No son muchos los escritores que, con lo que escriben, nos llevan a pensar ineludiblemente en la literatura entera. Lo consiguen apenas algunos novelistas (Joyce), algunos cuentistas (Borges), algunos poetas (Vallejo); lo consiguen algunos críticos: Roland Barthes. Sea cual sea el objeto de su literatura, escriben en cierta forma sobre la literatura. Y a la vez son muy concretos en cuanto a su coyuntura específica. La inscripción de El grado cero de la escritura es muy concreta; Barthes va produciendo el traspaso decisivo del estructuralismo al postestructuralismo, que se verifica paradigmáticamente en S/Z ; también esa clase de competencia lectora que, compuesta en la literatura y entrenada en la literatura, puede abrirse y extenderse a distintos tipos de objeto, como lo había hecho ya en Mitologías ; discute con las premisas del compromiso político del escritor, porque la potencia de Sartre y del sartrismo le quedaba todavía muy cerca.
La postulación de “una escritura cuya función ya no es sólo comunicar o expresar, sino imponer un más allá del lenguaje”, vale lo que un manifiesto. Consta en el prólogo del libro y permite en su desarrollo, señalar que “el lenguaje nunca es inocente” y que “no hay literatura sin una moral del lenguaje”. O situar el período exacto en el que, consolidándose la burguesía, esto es una escritura burguesa, “la claridad se hace valor”; deslizarse hasta 1848, hasta la crisis de la pretensión de universalidad de esa ideología de clase, para advertir cómo “comienzan a multiplicarse las escrituras”; distinguir la ambición radical de silencio en una escritura que remite a Mallarmé pero se prolonga hasta Blanchot, con un arte que “tiene la estructura del suicidio”; dar por fin con lo neutro (un tema sobre el que Barthes volverá en seminarios posteriores) de una escritura blanca, amodal, en grado cero; el estado inerte de la forma que consigue Camus, una escritura “libre de toda sujeción con respecto a un orden ya marcado del lenguaje”.
Catador de escrituras, Barthes se ocupa de detectar, aunque a la vez también de producir, algunas paradojas significativas que involucran discusiones de aquel momento pero no dejan de inquietar nuestro presente. La paradoja de la escritura realista, por ejemplo, que aunque pretenda naturalizarse es la que más fuertemente incurre en la ostentación de las convenciones; la paradoja de la escritura comunista, que no deja de asumir las formas pequeñoburguesas; la paradoja de las “escrituras intelectuales” que “siguen siendo literarias en la medida en que son impotentes y sólo son políticas por su obsesión de compromiso”.

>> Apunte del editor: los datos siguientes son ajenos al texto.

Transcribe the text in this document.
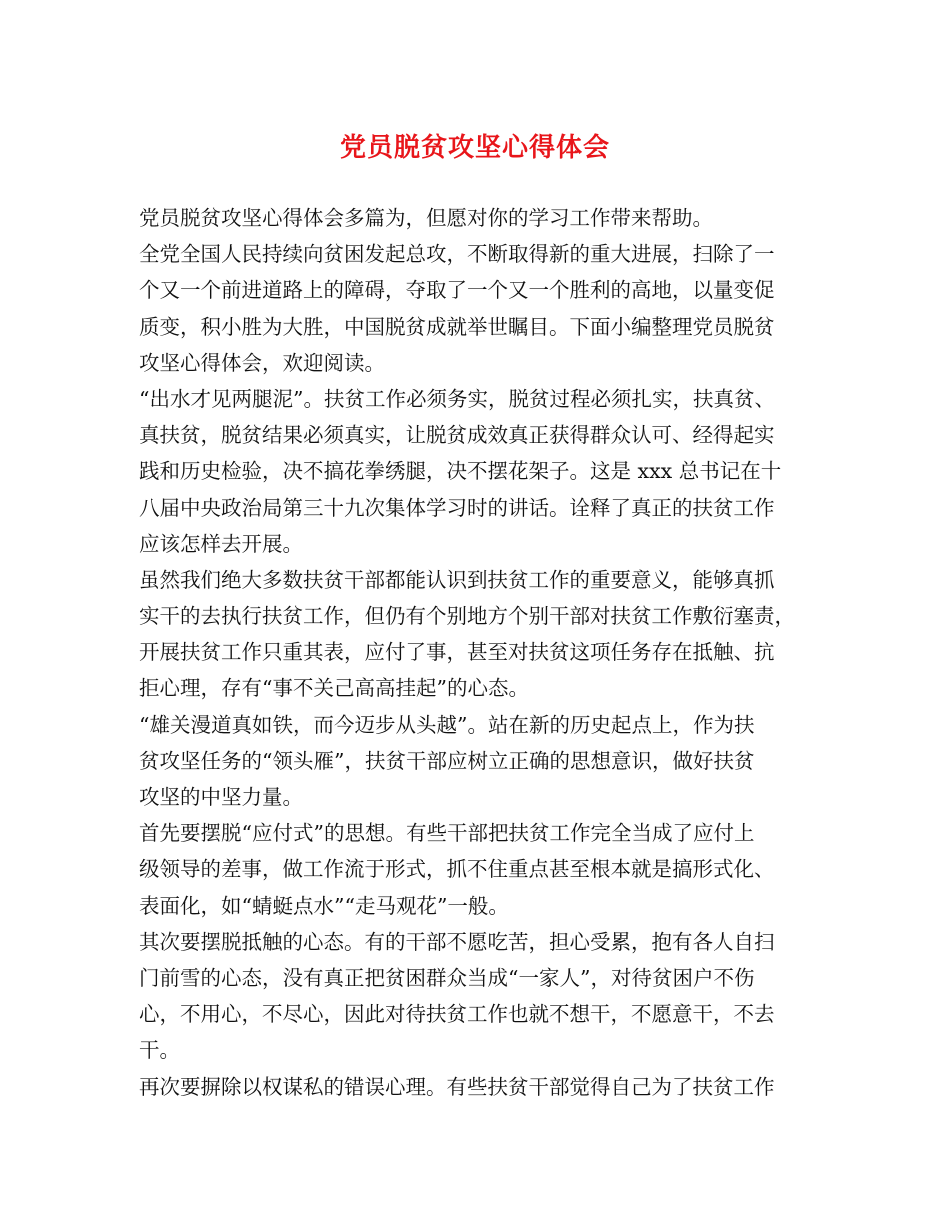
党员脱贫攻坚心得体会
党员脱贫攻坚心得体会多篇为，但愿对你的学习工作带来帮助。
全党全国人民持续向贫困发起总攻，不断取得新的重大进展，扫除了一
个又一个前进道路上的障碍，夺取了一个又一个胜利的高地，以量变促
质变，积小胜为大胜，中国脱贫成就举世瞩目。下面小编整理党员脱贫
攻坚心得体会，欢迎阅读。
“出水才见两腿泥”。扶贫工作必须务实，脱贫过程必须扎实，扶真贫、
真扶贫，脱贫结果必须真实，让脱贫成效真正获得群众认可、经得起实
践和历史检验，决不搞花拳绣腿，决不摆花架子。这是 xxx 总书记在十
八届中央政治局第三十九次集体学习时的讲话。诠释了真正的扶贫工作
应该怎样去开展。
虽然我们绝大多数扶贫干部都能认识到扶贫工作的重要意义，能够真抓
实干的去执行扶贫工作，但仍有个别地方个别干部对扶贫工作敷衍塞责，
开展扶贫工作只重其表，应付了事，甚至对扶贫这项任务存在抵触、抗
拒心理，存有“事不关己高高挂起”的心态。
“雄关漫道真如铁，而今迈步从头越”。站在新的历史起点上，作为扶
贫攻坚任务的“领头雁”，扶贫干部应树立正确的思想意识，做好扶贫
攻坚的中坚力量。
首先要摆脱“应付式”的思想。有些干部把扶贫工作完全当成了应付上
级领导的差事，做工作流于形式，抓不住重点甚至根本就是搞形式化、
表面化，如“蜻蜓点水”“走马观花”一般。
其次要摆脱抵触的心态。有的干部不愿吃苦，担心受累，抱有各人自扫
门前雪的心态，没有真正把贫困群众当成“一家人”，对待贫困户不伤
心，不用心，不尽心，因此对待扶贫工作也就不想干，不愿意干，不去
干。
再次要摒除以权谋私的错误心理。有些扶贫干部觉得自己为了扶贫工作
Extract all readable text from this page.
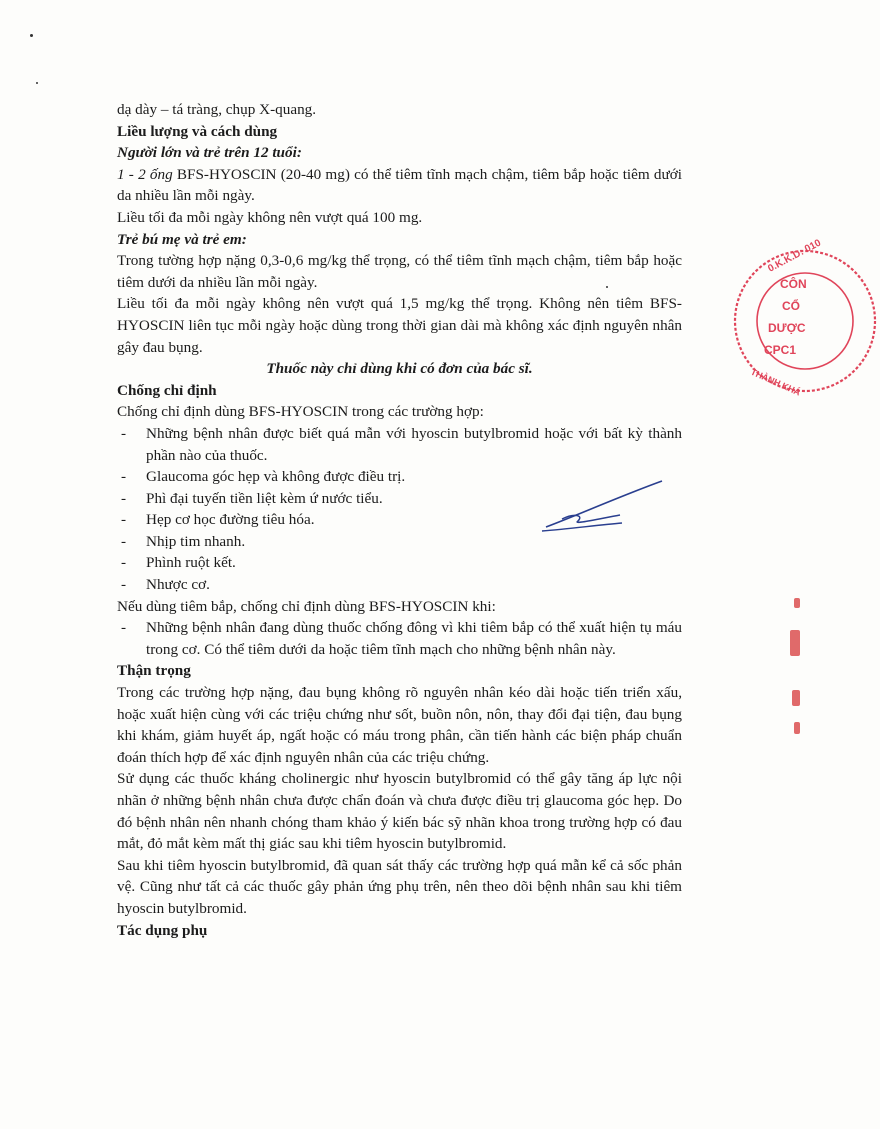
dạ dày – tá tràng, chụp X-quang.

Liều lượng và cách dùng
Người lớn và trẻ trên 12 tuổi:

1 - 2 ống BFS-HYOSCIN (20-40 mg) có thể tiêm tĩnh mạch chậm, tiêm bắp hoặc tiêm dưới da nhiều lần mỗi ngày.

Liều tối đa mỗi ngày không nên vượt quá 100 mg.

Trẻ bú mẹ và trẻ em:

Trong tường hợp nặng 0,3-0,6 mg/kg thể trọng, có thể tiêm tĩnh mạch chậm, tiêm bắp hoặc tiêm dưới da nhiều lần mỗi ngày.

Liều tối đa mỗi ngày không nên vượt quá 1,5 mg/kg thể trọng. Không nên tiêm BFS-HYOSCIN liên tục mỗi ngày hoặc dùng trong thời gian dài mà không xác định nguyên nhân gây đau bụng.

Thuốc này chỉ dùng khi có đơn của bác sĩ.
Chống chỉ định

Chống chỉ định dùng BFS-HYOSCIN trong các trường hợp:

- Những bệnh nhân được biết quá mẫn với hyoscin butylbromid hoặc với bất kỳ thành phần nào của thuốc.
- Glaucoma góc hẹp và không được điều trị.
- Phì đại tuyến tiền liệt kèm ứ nước tiểu.
- Hẹp cơ học đường tiêu hóa.
- Nhịp tim nhanh.
- Phình ruột kết.
- Nhược cơ.

Nếu dùng tiêm bắp, chống chỉ định dùng BFS-HYOSCIN khi:

- Những bệnh nhân đang dùng thuốc chống đông vì khi tiêm bắp có thể xuất hiện tụ máu trong cơ. Có thể tiêm dưới da hoặc tiêm tĩnh mạch cho những bệnh nhân này.
Thận trọng

Trong các trường hợp nặng, đau bụng không rõ nguyên nhân kéo dài hoặc tiến triển xấu, hoặc xuất hiện cùng với các triệu chứng như sốt, buồn nôn, nôn, thay đổi đại tiện, đau bụng khi khám, giảm huyết áp, ngất hoặc có máu trong phân, cần tiến hành các biện pháp chuẩn đoán thích hợp để xác định nguyên nhân của các triệu chứng.

Sử dụng các thuốc kháng cholinergic như hyoscin butylbromid có thể gây tăng áp lực nội nhãn ở những bệnh nhân chưa được chẩn đoán và chưa được điều trị glaucoma góc hẹp. Do đó bệnh nhân nên nhanh chóng tham khảo ý kiến bác sỹ nhãn khoa trong trường hợp có đau mắt, đỏ mắt kèm mất thị giác sau khi tiêm hyoscin butylbromid.

Sau khi tiêm hyoscin butylbromid, đã quan sát thấy các trường hợp quá mẫn kể cả sốc phản vệ. Cũng như tất cả các thuốc gây phản ứng phụ trên, nên theo dõi bệnh nhân sau khi tiêm hyoscin butylbromid.

Tác dụng phụ
0.K.K.D: 010
CÔN
CỔ
DƯỢC
CPC1
THÀNH KHÁ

Al texto que da título al volumen le sigue una serie de ensayos críticos; escritos ya clásicos como “¿Por dónde comenzar?” o como los textos sobre Flaubert, sobre Proust, sobre las láminas de la enciclopedia, etcétera. A esos ensayos se agrega ahora otro, inédito, también brillante, sobre Dominique de Fromentin. Que la antinomia entre forma y contenido debe verse superada es una declaración ya casi obligada para la crítica literaria, pero es admirable ver cómo Barthes realiza esa superación a propósito de Flaubert. También lo es que conviene eludir la explicación de las obras a partir de la vida de sus autores, pero es admirable ver cómo Barthes salva el escollo a propósito de Proust. Y hoy por hoy, cuando el carácter plural de los textos es casi un lugar común, cobra una fuerza particular la propuesta de Barthes de una “fuga infinita” para el análisis, que “es precisamente hacer estallar el texto”. Tratándose de los críticos como escritores de lecturas, vale la mención final para el traductor histórico de El grado cero de la escritura : Nicolás Rosa.